Chinese takeout is a New York City staple. But even when I would get takeout, I kind of stuck to the same few dishes. Broccoli in garlic sauce was one of them. Here, I tried to recreate the flavors of that dish in an easy-to-make at home form.
What You’ll Need:
- 1 1/2 cups cooked white rice
- About 2 cups broccoli florets (fresh or frozen is fine; 9 times out of 10 I use fresh broccoli but when I made this dish I used frozen)
- 2 large carrots, sliced
- 3 tablespoons minced garlic (I used the jarred kind that is in oil)
- 1 cup low-sodium vegetable broth
- 3 tablespoons soy sauce
- 1 tablespoon agave
- 2-3 tablespoons prepared cornstarch*
- 2 tablespoons olive oil
What to Do:
- Prepare rice in a small saucepan (boil water, add rice, stir and bring to a boil again, turn heat to a low simmer, cover and let simmer for approximately 20 minutes or so– use approximately 1 3/4 cup of water for every one cup of rice).

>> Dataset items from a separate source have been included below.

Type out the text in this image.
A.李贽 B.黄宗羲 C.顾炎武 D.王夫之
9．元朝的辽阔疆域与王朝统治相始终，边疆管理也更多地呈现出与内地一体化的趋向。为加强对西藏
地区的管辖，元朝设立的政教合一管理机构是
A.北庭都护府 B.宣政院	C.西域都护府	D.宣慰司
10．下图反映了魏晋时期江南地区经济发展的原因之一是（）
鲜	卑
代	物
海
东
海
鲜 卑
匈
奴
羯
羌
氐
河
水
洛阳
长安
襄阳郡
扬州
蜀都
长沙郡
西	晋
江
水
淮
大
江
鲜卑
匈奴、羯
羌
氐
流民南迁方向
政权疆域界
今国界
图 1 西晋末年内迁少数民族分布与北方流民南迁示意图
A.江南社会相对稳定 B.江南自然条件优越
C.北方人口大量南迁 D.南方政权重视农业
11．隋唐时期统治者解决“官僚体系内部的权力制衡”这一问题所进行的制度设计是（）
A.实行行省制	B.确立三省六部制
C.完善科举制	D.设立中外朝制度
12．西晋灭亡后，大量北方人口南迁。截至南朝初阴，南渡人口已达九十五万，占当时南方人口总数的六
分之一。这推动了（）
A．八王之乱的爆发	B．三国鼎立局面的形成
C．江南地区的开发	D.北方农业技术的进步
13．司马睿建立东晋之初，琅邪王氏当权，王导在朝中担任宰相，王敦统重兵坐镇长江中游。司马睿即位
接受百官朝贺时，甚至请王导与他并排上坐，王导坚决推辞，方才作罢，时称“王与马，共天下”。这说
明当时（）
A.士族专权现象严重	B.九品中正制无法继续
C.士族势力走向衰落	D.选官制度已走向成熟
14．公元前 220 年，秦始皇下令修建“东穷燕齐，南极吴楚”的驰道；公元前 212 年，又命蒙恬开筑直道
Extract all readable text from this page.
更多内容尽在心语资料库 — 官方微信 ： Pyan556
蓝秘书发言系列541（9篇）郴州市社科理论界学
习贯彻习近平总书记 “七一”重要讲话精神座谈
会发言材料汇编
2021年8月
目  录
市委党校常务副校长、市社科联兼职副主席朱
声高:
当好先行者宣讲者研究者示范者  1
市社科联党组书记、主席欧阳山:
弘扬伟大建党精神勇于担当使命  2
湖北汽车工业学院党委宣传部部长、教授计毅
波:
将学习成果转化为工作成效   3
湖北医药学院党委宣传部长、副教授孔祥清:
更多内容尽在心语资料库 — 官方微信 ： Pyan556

Set aside.
- Heat a medium-sized skillet on low-medium heat with 2 tablespoons of olive oil.
- Once hot, add broccoli and carrots to skillet and saute veggies for about 6-7 minutes.
- Add vegetable broth and reduce heat to a simmer.
- Simmer for 4-5 minutes, then add minced garlic.
- Continue simmer for another 3 minutes, then add soy sauce and stir.
- Add agave and stir. If you want the sauce to be a bit sweeter, add more agave in increments of 1/2 tablespoon until desired sweetness is reached.
- Simmer for another 2 minutes; remove broccoli from heat.
- Add 1 tablespoon of prepared cornstarch* and stir thoroughly, making sure that no cornstarch gets stuck on broccoli florets.
- Add second tablespoon of cornstarch and stir thoroughly again. If you want the sauce to be thicker, add 1-2 more tablespoons of prepared cornstarch, 1 tablespoon at a time.
- Let broccoli sit for approximately 5 minutes so the sauce can fully thicken.
- Transfer broccoli to serving dish.
- Add side of white rice. Bon appetit!
* To make the prepared cornstarch, add approximately 2 tablespoons cornstarch with 2 tablespoons of cold water (so equal parts of each ingredient). You can not add cornstarch directly to hot sauces to thicken them– the cornstarch will become clumpy and that’s no bueno. When this recipe calls for adding prepared cornstarch, it’s this mixture of cornstarch mixed with water.